箱根駅伝で「2区でいくと言われてもうれしくなかった」。東海大初優勝時のメンバー湯澤舜がそう語ったわけ (2ページ目)

  • 佐藤俊●文 text by Sato Shun
  • photo by 産経新聞社

 湯澤は、自らの課題を4年生の5月にクリアすることになる。関東インカレのハーフで日本人トップという結果を出した。

「関東インカレは、自分のなかで大きなターニングポイントになりました。今まで勝負レースで勝ちきることができなかったんです。それが関東インカレという大きな大会のハーフマラソンで日本人トップを獲れたのは、大きな自信になりました。箱根を意識することにおいても大きかったですね。箱根はハーフの距離なので、そこを走れるんだというアピールにもつながったかなと思います」

 3年間、走れなかった箱根がその時、ようやく見えてきた。湯澤は長い距離を淡々と走れるのが自分の特徴ととらえていたので、10区が希望だった。アンカーとして走り、区間賞を獲って卒業するのが湯澤自身の大きな目標だった。そこに照準を合わせて努力をしていたが、夏合宿が始まるとチームに暗雲が漂い始めた。

「夏前までは、自分が往路という意識はなかったんですが、夏合宿で黄金世代に故障者が出て、数名がちょっと難しい感じになってきたんです。その時、往路の主要区間を走れるのは自分か湊谷(春紀・現NTT西日本)しかいなかったので、もしかしたら走れるかもって思いましたけど......さすがに2区は考えていなかったですね」

「2区でいく」と言われてもうれしくなかった

 夏合宿を順調に終え、湯澤は出雲駅伝で駅伝デビューを果たし、アンカーで区間4位、全日本大学駅伝でもアンカーで区間4位の結果を出し、チームの準優勝に貢献した。両駅伝でアンカーを務め、安定した力を発揮する湯澤に、両角監督から箱根駅伝の予定区間を言い渡された。

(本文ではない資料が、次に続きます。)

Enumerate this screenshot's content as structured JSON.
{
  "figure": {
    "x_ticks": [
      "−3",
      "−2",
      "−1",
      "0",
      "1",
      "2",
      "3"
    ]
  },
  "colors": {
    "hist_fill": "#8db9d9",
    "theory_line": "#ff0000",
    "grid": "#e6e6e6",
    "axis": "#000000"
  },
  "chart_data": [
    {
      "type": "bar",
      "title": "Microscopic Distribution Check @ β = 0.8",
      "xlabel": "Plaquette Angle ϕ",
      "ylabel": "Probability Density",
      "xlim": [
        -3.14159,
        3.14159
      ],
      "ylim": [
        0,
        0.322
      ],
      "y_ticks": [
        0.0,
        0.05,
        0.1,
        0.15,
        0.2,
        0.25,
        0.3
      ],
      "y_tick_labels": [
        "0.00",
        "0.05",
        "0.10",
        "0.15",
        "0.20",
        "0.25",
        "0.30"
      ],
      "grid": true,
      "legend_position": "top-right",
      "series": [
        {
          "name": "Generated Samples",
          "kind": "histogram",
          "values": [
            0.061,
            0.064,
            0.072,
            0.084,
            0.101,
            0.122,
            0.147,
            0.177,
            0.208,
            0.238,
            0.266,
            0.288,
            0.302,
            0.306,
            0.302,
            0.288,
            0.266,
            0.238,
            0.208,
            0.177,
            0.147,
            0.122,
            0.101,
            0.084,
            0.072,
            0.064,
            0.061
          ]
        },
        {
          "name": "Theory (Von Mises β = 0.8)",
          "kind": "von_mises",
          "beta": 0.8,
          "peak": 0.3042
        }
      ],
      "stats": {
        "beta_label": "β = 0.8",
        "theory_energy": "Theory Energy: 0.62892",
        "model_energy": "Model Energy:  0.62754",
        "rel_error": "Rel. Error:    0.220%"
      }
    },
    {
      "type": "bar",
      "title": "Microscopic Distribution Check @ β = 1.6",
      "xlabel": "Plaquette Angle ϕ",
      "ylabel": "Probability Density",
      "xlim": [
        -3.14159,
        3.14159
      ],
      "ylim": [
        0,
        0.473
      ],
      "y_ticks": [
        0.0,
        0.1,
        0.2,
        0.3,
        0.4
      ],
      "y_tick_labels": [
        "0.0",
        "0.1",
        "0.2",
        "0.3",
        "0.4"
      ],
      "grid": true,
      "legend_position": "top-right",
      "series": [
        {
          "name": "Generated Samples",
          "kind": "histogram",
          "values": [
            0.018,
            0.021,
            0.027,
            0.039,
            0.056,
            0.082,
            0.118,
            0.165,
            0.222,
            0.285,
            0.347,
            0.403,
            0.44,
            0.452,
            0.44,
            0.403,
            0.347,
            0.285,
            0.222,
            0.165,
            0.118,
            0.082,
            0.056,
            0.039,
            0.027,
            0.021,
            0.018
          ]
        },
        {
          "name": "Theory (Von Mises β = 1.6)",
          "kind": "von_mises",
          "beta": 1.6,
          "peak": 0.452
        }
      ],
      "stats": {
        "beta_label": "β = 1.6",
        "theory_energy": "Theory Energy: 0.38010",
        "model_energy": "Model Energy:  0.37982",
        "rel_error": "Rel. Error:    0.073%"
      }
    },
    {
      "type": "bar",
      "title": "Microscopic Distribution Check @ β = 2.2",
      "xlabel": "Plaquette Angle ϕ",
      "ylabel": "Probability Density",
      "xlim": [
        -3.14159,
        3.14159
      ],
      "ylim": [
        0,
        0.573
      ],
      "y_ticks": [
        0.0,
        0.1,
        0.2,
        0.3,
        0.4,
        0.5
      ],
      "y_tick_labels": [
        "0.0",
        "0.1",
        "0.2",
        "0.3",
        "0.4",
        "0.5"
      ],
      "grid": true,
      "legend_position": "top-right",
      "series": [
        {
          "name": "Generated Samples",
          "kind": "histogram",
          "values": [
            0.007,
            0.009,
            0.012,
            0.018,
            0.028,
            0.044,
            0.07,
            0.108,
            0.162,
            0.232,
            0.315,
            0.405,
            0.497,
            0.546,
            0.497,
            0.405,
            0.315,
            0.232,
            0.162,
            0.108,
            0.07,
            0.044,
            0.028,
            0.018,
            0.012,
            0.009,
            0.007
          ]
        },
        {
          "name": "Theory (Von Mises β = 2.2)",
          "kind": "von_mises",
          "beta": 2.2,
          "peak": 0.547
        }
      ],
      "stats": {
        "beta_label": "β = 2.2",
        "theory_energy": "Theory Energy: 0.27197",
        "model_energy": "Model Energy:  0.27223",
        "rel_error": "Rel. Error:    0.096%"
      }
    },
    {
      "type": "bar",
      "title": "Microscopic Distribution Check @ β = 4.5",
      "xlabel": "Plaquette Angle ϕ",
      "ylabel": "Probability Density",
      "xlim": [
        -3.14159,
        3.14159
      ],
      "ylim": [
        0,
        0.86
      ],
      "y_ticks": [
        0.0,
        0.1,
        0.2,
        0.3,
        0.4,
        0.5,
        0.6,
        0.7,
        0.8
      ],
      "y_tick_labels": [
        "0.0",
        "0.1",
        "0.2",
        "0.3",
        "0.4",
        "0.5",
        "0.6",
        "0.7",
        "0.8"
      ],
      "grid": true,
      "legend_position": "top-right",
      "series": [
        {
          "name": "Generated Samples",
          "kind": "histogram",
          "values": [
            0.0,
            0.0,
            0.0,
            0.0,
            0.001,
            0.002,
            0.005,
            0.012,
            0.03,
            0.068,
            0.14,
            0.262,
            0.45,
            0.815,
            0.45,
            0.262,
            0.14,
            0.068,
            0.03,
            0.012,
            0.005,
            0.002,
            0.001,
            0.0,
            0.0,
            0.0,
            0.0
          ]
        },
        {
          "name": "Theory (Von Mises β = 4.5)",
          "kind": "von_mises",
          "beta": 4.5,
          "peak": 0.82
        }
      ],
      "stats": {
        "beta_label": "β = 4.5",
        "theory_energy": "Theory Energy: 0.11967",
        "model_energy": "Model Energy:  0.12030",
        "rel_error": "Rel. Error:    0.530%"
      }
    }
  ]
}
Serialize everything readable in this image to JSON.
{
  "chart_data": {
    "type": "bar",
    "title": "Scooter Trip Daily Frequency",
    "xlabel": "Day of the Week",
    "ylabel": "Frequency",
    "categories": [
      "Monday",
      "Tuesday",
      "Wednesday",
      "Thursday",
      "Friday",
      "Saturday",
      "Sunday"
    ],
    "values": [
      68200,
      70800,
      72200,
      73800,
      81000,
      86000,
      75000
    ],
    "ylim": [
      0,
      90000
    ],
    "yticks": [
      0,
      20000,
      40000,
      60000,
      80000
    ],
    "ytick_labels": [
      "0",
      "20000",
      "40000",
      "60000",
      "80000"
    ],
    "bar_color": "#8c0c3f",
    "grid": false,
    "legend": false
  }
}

「全日本が終わってから2区でいくと言われました。正直、そんなにうれしくなかったですね。2区はエース区間で力がある選手が多いですし、東海は2区と5区が鬼門みたいに言われていたので荷が重いというのもありました。それに(10区で区間賞を獲るという)自分の目標もあったので。でも、言われてからは腹がすわりました。2区の準備をしていけば、山以外はどこでも走れると思ったので、2区を意識して取り組むようにしていました」

 東海大の鬼門といわれていた2区は湯澤、5区には2年生の西田壮志(現トヨタ自動車)の名前が区間エントリ―の名簿にあった。ふたりともに初の箱根である。しかもチームの浮沈にかかわる大事な区間だ。レース前、湯澤が西田に「自分たちがしっかり走れば(優勝も)いけるな」と話をした。

「チームのなかで、2区と5区が不安要素みたいな感じで思われていたんで。でも、自分らがハマればいけるというイメージがあったので、西田とそういう話をしました」

 結果的に、湯澤と西田の2区間の快走が大きな結果につながることになる。